Re: RRID -> SciCrunch

2017-10-25 18:54 GMT+03:00 Steffen Möller <steffen_moeller@gmx.de>:

On 25.10.17 17:19, Matus Kalas wrote:
> On 2017-10-25 15:12, Michael Crusoe wrote:
>> 2017-10-25 16:04 GMT+03:00 Steffen Möller <steffen_moeller@gmx.de>:
>>
>>> On 25.10.17 13:47, Michael Crusoe wrote:
>>>>
>>>>
>>>> 2017-10-25 14:34 GMT+03:00 Steffen Möller <steffen_moeller@gmx.de
>>>> <mailto:steffen_moeller@gmx.de>>:
>>>>
>>>>
>>>> On 25.10.17 10:56, Michael Crusoe wrote:
>>>>> Sorry, I missed the bit where we are deprecating RRID. Can
>>> someone
>>>>> explain?
>>>>
>>>> Because of
>>> https://arxiv.org/ftp/arxiv/papers/1707/1707.03659.pdf [1]
>>>> <https://arxiv.org/ftp/arxiv/papers/1707/1707.03659.pdf [1]>
>>> and
>>>> some web googling from which I gathered that the "Research
>>> Resource
>>>> IDentifiers" are not only provided by SciCrunch. Admittedly, I
>>> fail to
>>>> find that page now that I want to find it :o/
>>>>
>>>>
>>>> There is no conflict here. scicrunch.org [2]
>>> <http://scicrunch.org> is the
>>>> post-pilot phase of what is described in that paper.
>>>>
>>>>
>>>>
>>>> Personally, I could not care less, let those catalog providers
>>> fight
>>>> that out among themselves. However, I find that the notion of
>>>> SciCrunch
>>>> clearly identifies the provenance of that information, while
>>> "RRID" to
>>>> me is more of a concept coined by (https://www.force11.org),
>>> not a
>>>> provider. And with several initiatives following the same
>>> purpose, I
>>>> found that by using SciCrunch not RRID, we would be the most
>>>> provider-neutral. And then again, it is only something local
>>> to the
>>>> Debian packaging, not publicly visible, so nobody should truly
>>>> care and
>>>> the use of SciCrunch imho serves us best on a technical level.
>>>>
>>>>
>>>> RRIDs share a single name space that allow for multiple providers,
>>> sci
>>>> crunch being the current main provider for software tools and
>>>> databases and other registries responsible for the other types. By
>>>> referring to RRIDs generically then there is no conflict.
>>>>
>>>> See https://www.ebi.ac.uk/miriam/main/datatypes/MIR:00000558 [3]
>>> for an
>>>> overview
>>>>
>>>> Please rename this field to RRID, or better yet just have a list
>>> of
>>>> URIs like we do in CWL so you don't have to care if it is a RRID,
>>> DOI
>>>> or whatever :-)
>>>>
>>>> http://www.commonwl.org/v1.0/CommandLineTool.html#SoftwarePackage
>>> [4]
>>>>
>>> This is what we are doing. The field is called "Registry" (not RRID,
>>> so
>>> we can also refer to Wikis and other catalogs) and allows for an
>>> arbitrary unordered number of (Name, Entry) tupels, in complete
>>> analogy
>>> to the CWL, I tend to think.
>>
>> Well, no. In CWL we don't separate the provider from the identifier.
>> That's the whole point about COOL URIs.
>> I've CC'd Stian as he explains this better than I do.
>
> The problem is that from the applied IDs, only Bio.Tools provide COOL
> URIs. Other providers should, but they don't, at least not yet. Thus a
> provider + ID pair is, unfortunately, necessary.
>
> As a side-track: You mentioned DOIs, Michael.
> Would it make sense if Debian (Med) adds DOIs as citable links to
> upstream releases, in addition to the upstream version and upstream
> repo information?
> And in any case, DOIs for both the upstream project as a whole (i.e.
> all releases), and/or for the particular releases, can be added as
> citations for a src package, if package maintainer or upstream wish so.

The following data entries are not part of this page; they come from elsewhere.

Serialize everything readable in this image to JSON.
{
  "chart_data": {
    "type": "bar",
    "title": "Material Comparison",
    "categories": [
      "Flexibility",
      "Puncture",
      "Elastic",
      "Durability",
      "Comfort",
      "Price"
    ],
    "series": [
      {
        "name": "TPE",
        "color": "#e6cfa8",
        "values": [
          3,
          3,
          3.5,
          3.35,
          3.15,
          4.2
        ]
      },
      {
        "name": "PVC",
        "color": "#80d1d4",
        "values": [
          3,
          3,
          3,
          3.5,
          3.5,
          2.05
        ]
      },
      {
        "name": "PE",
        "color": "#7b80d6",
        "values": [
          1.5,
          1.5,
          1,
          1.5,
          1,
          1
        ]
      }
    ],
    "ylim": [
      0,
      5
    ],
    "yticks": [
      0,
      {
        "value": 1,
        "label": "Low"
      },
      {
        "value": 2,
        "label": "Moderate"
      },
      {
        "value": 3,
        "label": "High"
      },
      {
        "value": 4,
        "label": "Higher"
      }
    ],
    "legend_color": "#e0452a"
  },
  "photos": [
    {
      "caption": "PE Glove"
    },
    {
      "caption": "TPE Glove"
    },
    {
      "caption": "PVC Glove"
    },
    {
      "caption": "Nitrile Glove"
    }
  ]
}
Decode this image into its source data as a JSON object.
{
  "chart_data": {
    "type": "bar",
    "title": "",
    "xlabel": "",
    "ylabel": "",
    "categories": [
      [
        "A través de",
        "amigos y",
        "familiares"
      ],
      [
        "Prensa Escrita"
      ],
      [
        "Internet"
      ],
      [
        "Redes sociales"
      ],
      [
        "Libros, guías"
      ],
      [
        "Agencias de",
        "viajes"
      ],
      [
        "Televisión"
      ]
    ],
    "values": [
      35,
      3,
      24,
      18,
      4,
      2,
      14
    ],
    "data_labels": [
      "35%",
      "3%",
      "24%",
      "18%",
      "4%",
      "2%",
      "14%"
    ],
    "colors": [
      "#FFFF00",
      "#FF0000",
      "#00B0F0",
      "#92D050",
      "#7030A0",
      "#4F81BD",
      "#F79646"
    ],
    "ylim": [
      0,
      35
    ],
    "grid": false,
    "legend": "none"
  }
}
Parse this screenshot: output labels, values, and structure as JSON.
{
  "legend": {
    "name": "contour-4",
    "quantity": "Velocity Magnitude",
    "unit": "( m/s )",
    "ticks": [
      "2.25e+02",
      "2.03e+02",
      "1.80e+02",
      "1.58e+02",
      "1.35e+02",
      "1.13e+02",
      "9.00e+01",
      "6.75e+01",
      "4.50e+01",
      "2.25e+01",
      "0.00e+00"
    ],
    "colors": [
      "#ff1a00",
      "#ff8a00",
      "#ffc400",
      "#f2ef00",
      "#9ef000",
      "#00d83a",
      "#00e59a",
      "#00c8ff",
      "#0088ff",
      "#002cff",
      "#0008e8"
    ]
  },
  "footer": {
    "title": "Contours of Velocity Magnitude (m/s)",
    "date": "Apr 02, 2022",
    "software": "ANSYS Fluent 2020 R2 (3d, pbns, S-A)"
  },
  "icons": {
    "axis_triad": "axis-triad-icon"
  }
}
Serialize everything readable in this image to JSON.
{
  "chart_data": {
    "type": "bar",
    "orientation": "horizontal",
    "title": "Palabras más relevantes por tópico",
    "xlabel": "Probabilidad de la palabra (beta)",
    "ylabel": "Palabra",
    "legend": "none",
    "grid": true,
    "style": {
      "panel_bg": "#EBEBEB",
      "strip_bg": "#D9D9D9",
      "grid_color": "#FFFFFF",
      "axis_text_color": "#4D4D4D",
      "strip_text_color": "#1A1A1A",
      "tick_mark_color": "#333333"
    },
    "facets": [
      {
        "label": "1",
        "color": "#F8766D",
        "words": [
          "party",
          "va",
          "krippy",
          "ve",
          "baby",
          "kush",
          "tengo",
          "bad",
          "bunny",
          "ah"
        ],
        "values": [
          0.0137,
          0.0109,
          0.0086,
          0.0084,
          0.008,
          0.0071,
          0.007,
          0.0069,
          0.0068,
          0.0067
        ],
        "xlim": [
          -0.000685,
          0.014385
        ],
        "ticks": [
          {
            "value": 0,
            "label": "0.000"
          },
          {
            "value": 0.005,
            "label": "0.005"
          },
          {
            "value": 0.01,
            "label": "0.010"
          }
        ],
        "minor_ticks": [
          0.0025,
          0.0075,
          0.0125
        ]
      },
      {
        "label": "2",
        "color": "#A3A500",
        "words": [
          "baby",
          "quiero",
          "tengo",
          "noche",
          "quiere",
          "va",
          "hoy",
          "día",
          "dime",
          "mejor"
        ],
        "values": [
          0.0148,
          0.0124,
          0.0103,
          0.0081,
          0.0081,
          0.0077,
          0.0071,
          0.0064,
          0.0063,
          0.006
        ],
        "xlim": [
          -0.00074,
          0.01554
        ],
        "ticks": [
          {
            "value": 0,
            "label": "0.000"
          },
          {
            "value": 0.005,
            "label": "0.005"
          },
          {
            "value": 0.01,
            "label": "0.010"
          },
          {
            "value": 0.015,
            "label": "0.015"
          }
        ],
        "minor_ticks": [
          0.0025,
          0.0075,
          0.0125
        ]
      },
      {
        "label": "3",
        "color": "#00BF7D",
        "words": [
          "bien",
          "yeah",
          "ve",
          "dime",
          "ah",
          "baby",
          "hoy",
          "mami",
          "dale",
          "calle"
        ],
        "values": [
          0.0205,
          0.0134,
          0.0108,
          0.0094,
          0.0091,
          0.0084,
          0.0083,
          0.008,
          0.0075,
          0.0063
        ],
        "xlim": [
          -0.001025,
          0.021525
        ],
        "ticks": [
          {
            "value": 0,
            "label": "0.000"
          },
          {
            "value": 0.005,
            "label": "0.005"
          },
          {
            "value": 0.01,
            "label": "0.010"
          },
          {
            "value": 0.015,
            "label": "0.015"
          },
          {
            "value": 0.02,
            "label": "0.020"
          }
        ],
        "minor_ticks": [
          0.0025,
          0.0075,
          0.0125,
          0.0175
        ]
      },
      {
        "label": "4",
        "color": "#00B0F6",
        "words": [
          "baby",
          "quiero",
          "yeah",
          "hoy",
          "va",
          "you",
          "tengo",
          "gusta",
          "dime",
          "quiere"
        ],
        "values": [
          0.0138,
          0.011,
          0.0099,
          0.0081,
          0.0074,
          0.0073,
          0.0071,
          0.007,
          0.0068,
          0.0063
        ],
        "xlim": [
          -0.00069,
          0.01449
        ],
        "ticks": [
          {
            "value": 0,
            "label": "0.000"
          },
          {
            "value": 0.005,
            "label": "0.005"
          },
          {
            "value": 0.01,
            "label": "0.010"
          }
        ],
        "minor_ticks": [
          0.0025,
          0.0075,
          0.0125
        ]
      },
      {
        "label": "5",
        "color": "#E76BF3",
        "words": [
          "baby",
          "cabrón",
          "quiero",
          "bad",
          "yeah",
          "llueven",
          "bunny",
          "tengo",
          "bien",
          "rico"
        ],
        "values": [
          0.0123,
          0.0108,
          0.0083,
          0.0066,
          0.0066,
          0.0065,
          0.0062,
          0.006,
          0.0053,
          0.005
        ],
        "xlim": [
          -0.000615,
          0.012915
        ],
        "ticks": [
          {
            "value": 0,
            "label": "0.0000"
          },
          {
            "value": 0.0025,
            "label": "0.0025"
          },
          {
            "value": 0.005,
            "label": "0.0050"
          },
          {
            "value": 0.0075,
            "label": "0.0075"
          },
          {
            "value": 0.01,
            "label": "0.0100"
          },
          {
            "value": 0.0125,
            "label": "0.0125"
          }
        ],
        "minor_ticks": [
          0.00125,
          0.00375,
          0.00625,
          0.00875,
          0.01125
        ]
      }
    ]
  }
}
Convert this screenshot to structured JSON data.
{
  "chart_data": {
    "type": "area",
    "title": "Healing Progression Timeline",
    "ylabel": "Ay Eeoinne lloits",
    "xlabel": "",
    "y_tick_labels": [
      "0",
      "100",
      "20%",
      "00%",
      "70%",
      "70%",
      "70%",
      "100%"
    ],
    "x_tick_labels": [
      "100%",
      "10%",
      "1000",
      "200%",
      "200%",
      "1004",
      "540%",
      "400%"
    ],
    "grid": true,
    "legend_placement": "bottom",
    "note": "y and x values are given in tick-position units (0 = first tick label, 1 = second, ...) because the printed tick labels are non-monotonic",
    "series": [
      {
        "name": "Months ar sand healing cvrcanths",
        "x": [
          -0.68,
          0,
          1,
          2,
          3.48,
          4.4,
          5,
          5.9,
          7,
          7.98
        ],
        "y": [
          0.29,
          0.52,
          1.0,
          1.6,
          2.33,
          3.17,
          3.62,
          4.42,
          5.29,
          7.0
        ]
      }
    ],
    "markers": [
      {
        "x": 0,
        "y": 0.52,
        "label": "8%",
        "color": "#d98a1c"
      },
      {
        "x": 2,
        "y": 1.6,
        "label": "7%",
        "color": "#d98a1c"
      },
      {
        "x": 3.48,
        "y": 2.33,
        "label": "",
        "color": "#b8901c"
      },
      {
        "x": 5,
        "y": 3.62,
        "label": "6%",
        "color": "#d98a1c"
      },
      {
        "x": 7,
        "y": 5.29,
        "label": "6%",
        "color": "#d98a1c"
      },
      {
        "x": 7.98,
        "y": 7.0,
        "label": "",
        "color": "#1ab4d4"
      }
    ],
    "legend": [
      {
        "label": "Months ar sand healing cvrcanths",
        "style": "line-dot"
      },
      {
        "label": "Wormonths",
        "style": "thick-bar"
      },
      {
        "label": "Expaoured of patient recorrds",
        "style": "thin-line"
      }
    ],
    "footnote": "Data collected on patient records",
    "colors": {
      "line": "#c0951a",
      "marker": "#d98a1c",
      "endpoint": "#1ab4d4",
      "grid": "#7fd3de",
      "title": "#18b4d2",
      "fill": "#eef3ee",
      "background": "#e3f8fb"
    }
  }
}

The task page already presents traditional references and at least the
metadata file also harvests their DOIs. I have read that an entry in
OMICtools would also have a DOI, but I admit not to have seen that yet,
and because I am confused enough already, I have not looked for it, either.

When we now add DOIs that indicate a particular version of the software,
so I admit to embrace that for the nice semantics behind that (like a
feature having been added at a particular point in time) but then again
... ouch. We will have some individuals that reference a software by its
DOI and others by a version. And how do you express with a DOI that a
particular feature is no longer present? Trivial with a version number
since it is ordered. And now someone tells me that DOIs are also ordered
- they most likely are but close to nobody thinks about it that way, I
presume.

>
>
>>> Related to your comment (and very, very close to my heart) is the
>>> question if we do everything sufficiently well to map the CWL
>>> workflows
>>> to Debian packages. We could for instance add references to
>>> CWL-workflow-database-entries for the workflows that a particular
>>> Debian
>>> packages is used in, so we can test them when the package updates -
>>> er,
>>> before the package updates in the distribution.
>>
>> We are good here; you can determine the packages used in any given CWL
>> description that includes a SoftwareRequirement that is mappable
>> directly or indirectly to a package.
>>
>> For automated testing you would need a way to specify "normal" or
>> expected results; CWL v1.0.x doesn't have that concept. A
>> researchobject.org [16] RO that contains/references those results with
>> the corresponding CWL workflow would however fulfill this role.
>>

I am a fan. Yes, please! RO, go, go, go! Let us complete one. While
writing this down I somehow sensed that I got the dependencies wrong.
So, please correct me. I initially saw:

* Debian package that features the CWL, happily an auto-created Debian
package from a CWL-database.

- using only Debian packages to perform the workflow

- we are a bit weak on the Debianisation of public data that we are
likely to need for those tests

* Auto-created test(s) for that workflow added from the RO collection.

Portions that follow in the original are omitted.